To restart the container (since you won't be able to run all the experiments at once):
docker start exp_container
docker exec -it exp_container /bin/bash
Navigate to the folder reproduction/
(cd reproduction
) and follow the README
file.
Navigate to the folder replication/
(cd replication
) and follow the README
file.
The two studies are independent: you can start replicating them in any order. Once you have finished replicating the studies, delete the container and the Docker image:
docker kill exp_container
docker rm exp_container
docker rmi artifact
As previously introduced, the artifact involves a lot of executions; the ones from the CARLA case being especially long. Also, the reproduction study has intrisic time constraints, since its evaluation protocol consists in testing the policies for a fixed amount of time (2 hours of initialization + 12 hours of testing). Therefore, we provide a short, small-scale experiment for demonstrating the functionality of the artifact. This demonstration tests the two testing methods of the reproduction study (referred as Fuzzer-O and MDPFuzz-O in the paper) but only the use case ACAS Xu for a few minutes.
If you are using the container, start it such that it will be automatically removed once the terminal is closed, with a connection to your local file system with:
docker run --rm -v .:/output -it artifact
Then, navigate to the ACAS Xu use case of the reproduction folder and activate the corresponding Python environment:
(in the docker container)
cd /src/reproduction/ACAS_Xu
conda activate acas
If you prefer to install the latter on your system locally, follow the instructions in the use case reproduction folder (make sure to activate the environment upon completion).

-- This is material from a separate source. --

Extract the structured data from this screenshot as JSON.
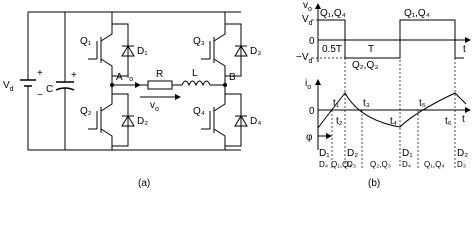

Then, execute each method for 10 minutes:
# MDPFuzz-O
python my_simulate.py --seed 2020 --init_budget 2 --fuzz_budget 8
# Fuzzer-O
python my_simulate.py --seed 2020 --init_budget 2 --fuzz_budget 8 --no_coverage
Finally, process the logs and plot the number of faults found over time in a similar fashion as in the paper:
cd ..
python result_script.py
The plot is exported to the file fault_discovery_plot.png
.
If you are using the container, export the file to your local system and exit the container:
cp fault_discovery_plot.png /output
exit
The file should appear in your current directory. The plot function is designed to work with the final results: therefore, the time axis (horizontal) does not correspond to the time of the demonstration (10 minutes).